Der experimentierfreudige Zugang ist auch für die Reggae-Beats in „Oh Wow“ verantwortlich, und ihre persönliche Reifeprüfung haben die beiden bei „Drumsolo“ abgelegt, dass gerade wegen der Schwierigkeit des Unterfangens nun Kleebauers liebste Komposition darstellt.
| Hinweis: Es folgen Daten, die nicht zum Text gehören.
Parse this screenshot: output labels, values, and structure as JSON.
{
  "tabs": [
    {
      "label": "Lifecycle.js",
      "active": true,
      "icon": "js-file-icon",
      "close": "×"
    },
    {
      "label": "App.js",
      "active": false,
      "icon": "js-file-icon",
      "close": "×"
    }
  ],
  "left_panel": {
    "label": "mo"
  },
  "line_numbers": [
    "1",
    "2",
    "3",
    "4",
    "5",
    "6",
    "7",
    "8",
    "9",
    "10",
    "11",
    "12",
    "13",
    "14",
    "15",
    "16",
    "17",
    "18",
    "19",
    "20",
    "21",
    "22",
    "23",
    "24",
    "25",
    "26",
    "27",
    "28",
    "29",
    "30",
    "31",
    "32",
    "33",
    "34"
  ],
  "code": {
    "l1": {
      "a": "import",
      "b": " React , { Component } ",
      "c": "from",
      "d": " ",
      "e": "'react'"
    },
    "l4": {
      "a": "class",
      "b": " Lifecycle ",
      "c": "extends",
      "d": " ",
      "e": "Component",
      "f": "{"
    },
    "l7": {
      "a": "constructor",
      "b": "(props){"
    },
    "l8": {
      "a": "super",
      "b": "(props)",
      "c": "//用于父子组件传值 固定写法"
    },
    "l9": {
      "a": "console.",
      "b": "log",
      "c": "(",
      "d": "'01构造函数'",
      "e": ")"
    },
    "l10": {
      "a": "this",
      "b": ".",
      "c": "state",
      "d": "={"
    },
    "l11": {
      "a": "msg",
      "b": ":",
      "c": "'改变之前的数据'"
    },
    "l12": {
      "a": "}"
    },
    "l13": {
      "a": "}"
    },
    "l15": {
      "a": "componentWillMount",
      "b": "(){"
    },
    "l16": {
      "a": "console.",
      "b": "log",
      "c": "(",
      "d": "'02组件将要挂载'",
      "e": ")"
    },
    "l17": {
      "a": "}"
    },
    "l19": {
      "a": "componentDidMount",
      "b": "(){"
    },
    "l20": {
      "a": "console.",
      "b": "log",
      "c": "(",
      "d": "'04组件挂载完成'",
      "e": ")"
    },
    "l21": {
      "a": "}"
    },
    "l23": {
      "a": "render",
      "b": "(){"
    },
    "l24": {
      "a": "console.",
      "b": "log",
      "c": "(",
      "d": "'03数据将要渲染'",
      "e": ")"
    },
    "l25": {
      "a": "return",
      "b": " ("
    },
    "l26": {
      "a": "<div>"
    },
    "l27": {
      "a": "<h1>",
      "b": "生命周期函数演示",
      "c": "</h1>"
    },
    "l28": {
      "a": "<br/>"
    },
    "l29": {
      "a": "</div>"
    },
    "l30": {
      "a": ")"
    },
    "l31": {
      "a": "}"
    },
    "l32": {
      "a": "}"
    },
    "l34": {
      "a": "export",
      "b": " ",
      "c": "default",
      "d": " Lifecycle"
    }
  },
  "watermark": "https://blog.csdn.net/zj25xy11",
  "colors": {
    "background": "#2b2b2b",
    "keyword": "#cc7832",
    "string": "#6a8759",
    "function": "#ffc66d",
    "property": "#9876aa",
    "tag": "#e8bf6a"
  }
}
Ausgangsbasis war auch hier eine unorthodoxe Idee, nämlich die Produktion des Songs mit einem Drumsolo zu beginnen. Daraus haben sie ein kniffliges Rhythmusgerüst abgeleitet und mit Gitarre, Bass, Keyboards und Lindingers sanfter Stimme, zu einer funkigen Doppelhelix verstrebt, die sich trotz eines musiktheoretischen Fehlers direkt in die Gehörgänge windet.

Selbstfindung

Der Ansatz, bereits betretene Wege zu verlassen um Neuland zu erschließen, zieht sich durch das gesamte Album, das trotz verschiedener Zugänge sehr homogen klingt. Verantwortlich dafür ist natürlich Sophie Lindingers nobel zurückhaltender, aber dennoch präsenter Gesangsstil. Auch textlich merkt man die Erfahrung, die sie sich in den letzten Jahren erspielt und ersungen hat. Lindinger ist nun selbstbewusster und lässt sich weniger einreden. Einige Songs handeln auch von dieser Selbstfindung und Veränderung, wie zum Beispiel „Heat“ („And even though I know I am small, I’m not too short to reach it all“) oder „Zoo“, bei dem sich der namensgebende Zoo vor allem durch die abwechslungsreiche und zum Teil exotische Instrumentenwahl (Sitar, Bläser, Percussions,…) und meditativ blubbernde Elektronik bemerkbar macht.

I’m trying to fit in
but it won’t change a thing
oh, don’t believe what they say about me
oh don’t believe word
don’t give a sh*t that they talk about me

Die Texte sind das Einzige, das Sophie Lindinger alleine macht, während sich Marco Kleebauer alleine um das finale Mixing der Songs kümmert. Der Rest entsteht gemeinsam im Studio, wie Sophie erzählt: „Musik und Text entsteht gleichzeitig während der Produktion. Ich schreibe die Texte auf diese Melodien, denn für mich muss das Gefühl eines Songs einen Text auslösen. Bei der Musik reden wir beide gleich viel mit. Da gibt es, Gott sei Dank - und interessanter Weise - gar nicht so viele Diskussionen. Wir haben beide eine Wellenlänge gefunden, die funktioniert und wir haben beide einen sehr ähnlichen Musikgeschmack.“

Diese Harmonie und positive Grundstimmung schwingt auf dem gesamten, sehr poppigen Album mit, einzig bei „In Your Head“ ziehen kurzfristig wieder düstere Gewitterwolken auf. Im Text bietet Lindinger einer anderen Person Trost und einen Platz an ihrer Seite an. Ein Aufruf, dem viele folgen werden!